Factors relating to the parties private interests include relative ease of access to sources of proof; availability of compulsory process for attendance of unwilling, and the cost of obtaining attendance of willing, witnesses; possibility of view of premises, if view would be appropriate to the action; and all other practical problems that make trial of a case easy, expeditious and inexpensive. Public-interest factors may include the administrative difficulties flowing from court congestion; the local interest in having localized controversies decided at home; [and] the interest in having the trial of a diversity case in a forum that is at home with the law. The Court must also give some weight to the plaintiffs' choice of forum.Atl. Marine Const. Co. Inc., 134 S. Ct. at 581 n.6 (citations and internal quotation marks omitted).
"The calculus changes, however, when the parties' contract contains a valid forum-selection clause." Id. at 581. The forum selection clause is to be accorded "controlling weight" in determining whether to transfer venue. Id. at 579. To that end, transfer of venue is proper only in "exceptional cases" where the public-interest factors counsel in favor of litigating the matter in the proposed venue. Ibid.; ICICI Bank Ltd. v. Essar Glob. Fund Ltd., 565 B.R. 241, 253-54 (S.D.N.Y. 2017).

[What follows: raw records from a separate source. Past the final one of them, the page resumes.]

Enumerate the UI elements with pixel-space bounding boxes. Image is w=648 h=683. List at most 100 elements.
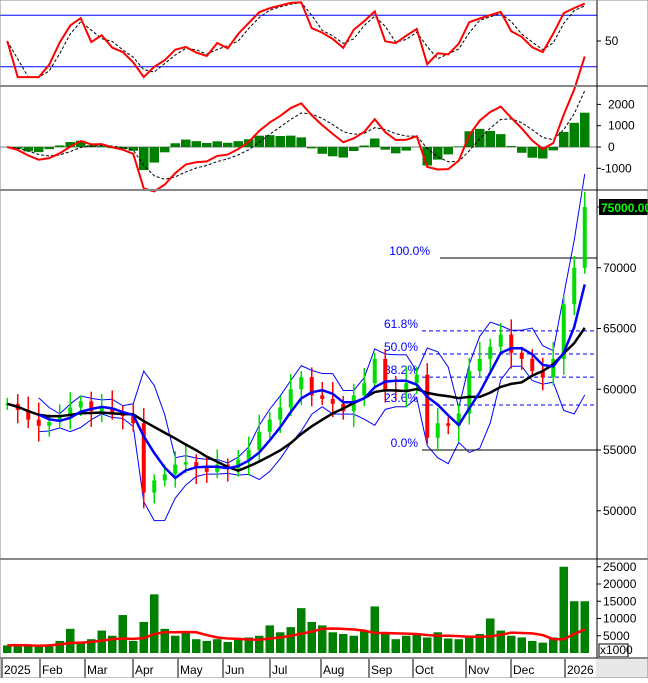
volume-bar — [192, 639, 201, 653]
volume-bar — [455, 639, 464, 653]
macd-histogram-bar — [223, 143, 233, 147]
oscillator-panel: 50 — [0, 2, 619, 77]
candle-body — [205, 468, 209, 472]
volume-unit-label: x1000 — [600, 643, 633, 657]
candle-body — [163, 474, 167, 480]
candle-body — [530, 359, 534, 371]
macd-histogram-bar — [255, 136, 265, 147]
volume-bar — [203, 641, 212, 653]
volume-bar — [507, 636, 516, 653]
macd-histogram-bar — [45, 147, 55, 149]
macd-histogram-bar — [528, 147, 538, 158]
macd-histogram-bar — [297, 137, 307, 147]
candle-body — [37, 420, 41, 426]
volume-bar — [570, 601, 579, 653]
macd-histogram-bar — [486, 131, 496, 147]
macd-histogram-bar — [150, 147, 160, 163]
macd-histogram-bar — [360, 146, 370, 147]
bollinger-upper — [39, 174, 585, 463]
month-label: 2026 — [567, 663, 594, 677]
candle-body — [499, 335, 503, 347]
macd-histogram-bar — [381, 147, 391, 150]
candle-body — [446, 423, 450, 425]
macd-histogram-bar — [349, 147, 359, 151]
month-label: Nov — [468, 663, 489, 677]
volume-bar — [171, 636, 180, 653]
slow-moving-average — [7, 328, 585, 471]
candle-body — [478, 359, 482, 371]
candle-body — [173, 465, 177, 475]
candle-body — [184, 462, 188, 464]
volume-bar — [129, 641, 138, 653]
candle-body — [331, 399, 335, 404]
volume-bar — [423, 637, 432, 653]
macd-histogram-bar — [507, 146, 517, 147]
macd-histogram-bar — [328, 147, 338, 156]
candle-body — [268, 420, 272, 432]
volume-bar — [234, 640, 243, 653]
volume-bar — [24, 646, 33, 653]
volume-bar — [297, 608, 306, 653]
volume-bar — [465, 637, 474, 653]
candle-body — [373, 359, 377, 383]
volume-bar — [518, 637, 527, 653]
macd-histogram-bar — [286, 136, 296, 147]
volume-bar — [360, 631, 369, 653]
macd-histogram-bar — [475, 129, 485, 147]
volume-bar — [350, 636, 359, 653]
volume-bar — [413, 634, 422, 653]
candle-body — [520, 353, 524, 359]
candle-body — [436, 423, 440, 438]
volume-bar — [224, 642, 233, 653]
month-label: Sep — [371, 663, 393, 677]
macd-histogram-bar — [549, 147, 559, 150]
macd-histogram-bar — [160, 147, 170, 152]
volume-tick-label: 10000 — [603, 612, 637, 626]
price-tick-label: 50000 — [603, 504, 637, 518]
candle-body — [152, 480, 156, 492]
candle-body — [47, 422, 51, 426]
macd-histogram-bar — [307, 147, 317, 148]
fibonacci-label: 23.6% — [384, 391, 418, 405]
macd-histogram-bar — [213, 141, 223, 147]
volume-tick-label: 15000 — [603, 594, 637, 608]
candle-body — [383, 359, 387, 389]
oscillator-line — [7, 2, 585, 77]
volume-bar — [119, 615, 128, 653]
volume-bar — [392, 639, 401, 653]
candle-body — [79, 401, 83, 407]
volume-bar — [66, 629, 75, 653]
macd-histogram-bar — [276, 136, 286, 147]
candle-body — [278, 407, 282, 419]
macd-histogram-bar — [517, 147, 527, 153]
macd-histogram-bar — [339, 147, 349, 158]
volume-bar — [150, 594, 159, 653]
month-label: Dec — [513, 663, 534, 677]
volume-bar — [213, 639, 222, 653]
month-label: Jul — [272, 663, 287, 677]
candle-body — [257, 432, 261, 450]
volume-bar — [371, 606, 380, 653]
candle-body — [299, 377, 303, 389]
price-tick-label: 65000 — [603, 322, 637, 336]
macd-histogram-bar — [454, 146, 464, 147]
volume-tick-label: 5000 — [603, 629, 630, 643]
volume-bar — [77, 643, 86, 653]
month-label: Feb — [42, 663, 63, 677]
volume-bar — [339, 634, 348, 653]
volume-bar — [35, 647, 44, 653]
month-label: Mar — [87, 663, 108, 677]
month-label: Oct — [415, 663, 434, 677]
macd-histogram-bar — [570, 123, 580, 147]
volume-bar — [444, 639, 453, 653]
axis-corner — [596, 658, 648, 678]
price-tick-label: 70000 — [603, 261, 637, 275]
price-tick-label: 55000 — [603, 443, 637, 457]
candle-body — [583, 207, 587, 268]
macd-histogram-bar — [559, 132, 569, 147]
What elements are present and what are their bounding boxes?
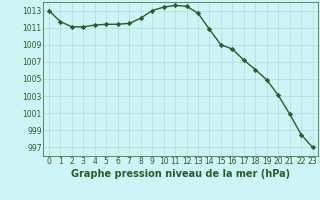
X-axis label: Graphe pression niveau de la mer (hPa): Graphe pression niveau de la mer (hPa) — [71, 169, 290, 179]
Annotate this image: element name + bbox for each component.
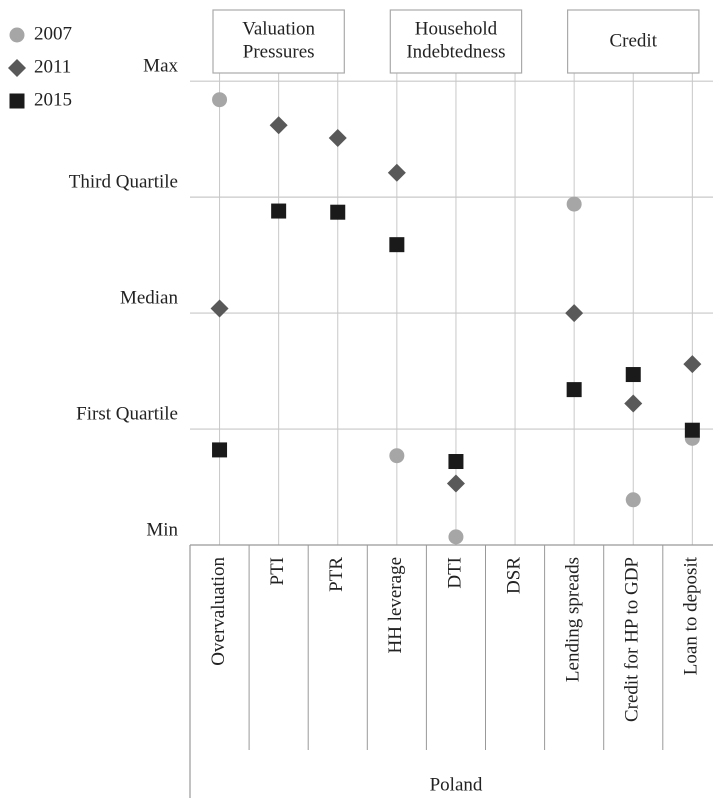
data-point bbox=[210, 299, 229, 318]
x-tick-label: Loan to deposit bbox=[681, 556, 702, 675]
x-tick-label: HH leverage bbox=[385, 557, 406, 654]
x-tick-label: PTI bbox=[267, 557, 288, 586]
legend-marker bbox=[9, 93, 25, 109]
x-tick-label: Credit for HP to GDP bbox=[622, 557, 643, 722]
data-point bbox=[389, 237, 405, 253]
country-label: Poland bbox=[430, 774, 483, 795]
data-point bbox=[448, 454, 464, 470]
legend-marker bbox=[8, 59, 26, 77]
data-point bbox=[625, 367, 641, 383]
group-box bbox=[389, 9, 523, 74]
data-point bbox=[566, 196, 582, 212]
data-point bbox=[328, 128, 347, 147]
group-box bbox=[566, 9, 700, 74]
y-tick-label: Max bbox=[143, 56, 178, 77]
x-tick-label: PTR bbox=[326, 557, 347, 592]
data-point bbox=[624, 394, 643, 413]
data-point bbox=[566, 382, 582, 398]
x-tick-label: DSR bbox=[503, 557, 524, 594]
data-point bbox=[330, 204, 346, 220]
data-point bbox=[448, 529, 464, 545]
legend-label: 2015 bbox=[34, 89, 72, 110]
group-box bbox=[212, 9, 345, 74]
group-label: Household Indebtedness bbox=[406, 19, 505, 63]
data-point bbox=[212, 92, 228, 108]
y-tick-label: Min bbox=[146, 519, 178, 540]
group-label: Credit bbox=[610, 30, 658, 51]
data-point bbox=[212, 442, 228, 458]
x-tick-label: Lending spreads bbox=[563, 557, 584, 682]
data-point bbox=[387, 163, 406, 182]
data-point bbox=[625, 492, 641, 508]
y-tick-label: Third Quartile bbox=[69, 171, 178, 192]
data-point bbox=[684, 422, 700, 438]
data-point bbox=[269, 116, 288, 135]
group-label: Valuation Pressures bbox=[242, 19, 315, 63]
x-tick-label: Overvaluation bbox=[208, 557, 229, 666]
data-point bbox=[683, 355, 702, 374]
data-point bbox=[389, 448, 405, 464]
legend-marker bbox=[9, 27, 25, 43]
y-tick-label: First Quartile bbox=[76, 403, 178, 424]
x-tick-label: DTI bbox=[444, 557, 465, 589]
data-point bbox=[446, 474, 465, 493]
legend-label: 2011 bbox=[34, 56, 71, 77]
y-tick-label: Median bbox=[120, 287, 179, 308]
data-point bbox=[271, 203, 287, 219]
data-point bbox=[565, 304, 584, 323]
legend-label: 2007 bbox=[34, 23, 72, 44]
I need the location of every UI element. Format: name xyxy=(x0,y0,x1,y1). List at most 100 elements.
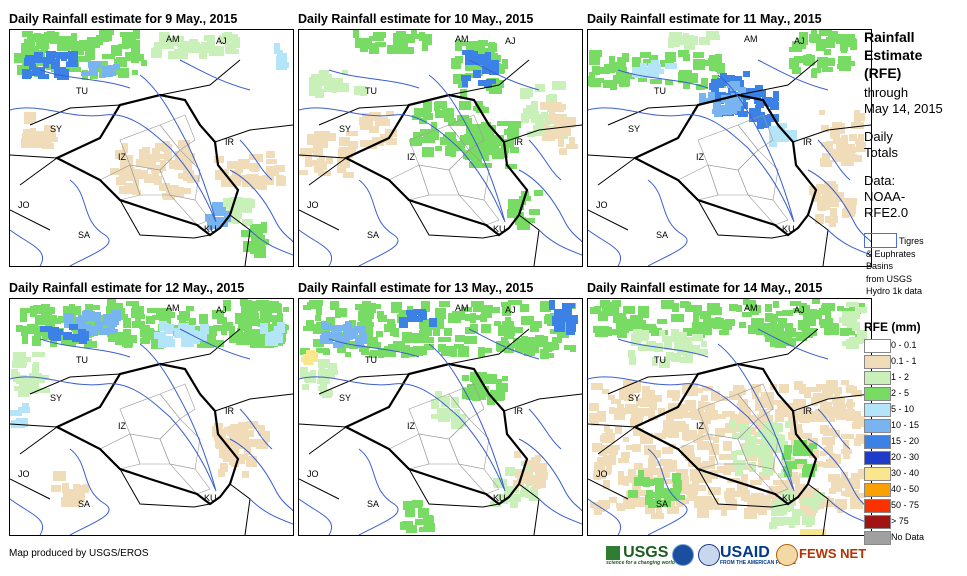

I conclude that the public interest factors do not support transfer to the Northern District of Texas. First, defendant concedes that the court-congestion factor does not support transfer given the fact that there are fewer cases per judge in the District of Connecticut than in the Northern District of Texas. Doc. #19 at 19 & n.4. Next, this action is not a controversy that is particularly "localized" in Texas. Plaintiff is a corporation headquartered in Florida with operations in various parts of the country, including Connecticut. Defendant agreed to spend up to 40% of his work time outside of Texas to perform his duties under the contract. Doc. #2 at 4. Additionally, given that this action is principally a contract dispute, "the issues in this Complaint do not raise localized concerns." RGJP Enterprises, LLC v. Lele Franchising, LLC, 2015 WL 3440347, at *2 (D. Conn. 2015). Finally, the Agreement provides that Texas law applies and the Northern District of Texas is indeed at home with the law chosen by the parties. Nevertheless, given that the first two public interest factors do not strongly support transfer, the choice-of-law clause selecting Texas law does not sufficiently tip the scales to make this an "exceptional" case warranting transfer on the basis of the public interest factors. Accordingly, I will deny defendant's motion to transfer under § 1404.
First-Filed Rule
Finally, defendant moves to transfer this case to the Northern District of Texas under the "first-filed rule." But this is an odd argument to make, because defendant concedes that this action was filed prior to defendant's filing of the parallel action in Texas state court. Doc. #19 at 21. Defendant cites the "balance of convenience" exception to the "first-filed rule." In determining whether to yield to a second-filed action under this exception, "the factors relevant to the balance of convenience analysis are essentially the same as those considered in connection with motions to transfer venue pursuant to 28 U.S.C. § 1404(a)." Employers Ins. of Wausau v. Fox Entm't Grp., Inc., 522 F.3d 271, 275 (2d Cir. 2008). I have already looked at those factors and conclude that the balance of convenience exception does not apply.
CONCLUSION
For the foregoing reasons, defendant's motion to dismiss this case pursuant to Fed. R. Civ. P. 12(b)(2) and 12(b)(3) is DENIED. Defendant's motion to transfer this case to the Northern District of Texas pursuant to 28 U.S.C. § 1404 or an exception to the "first-filed rule" is DENIED.
It is so ordered.
Dated at New Haven this 5th day of February 2018.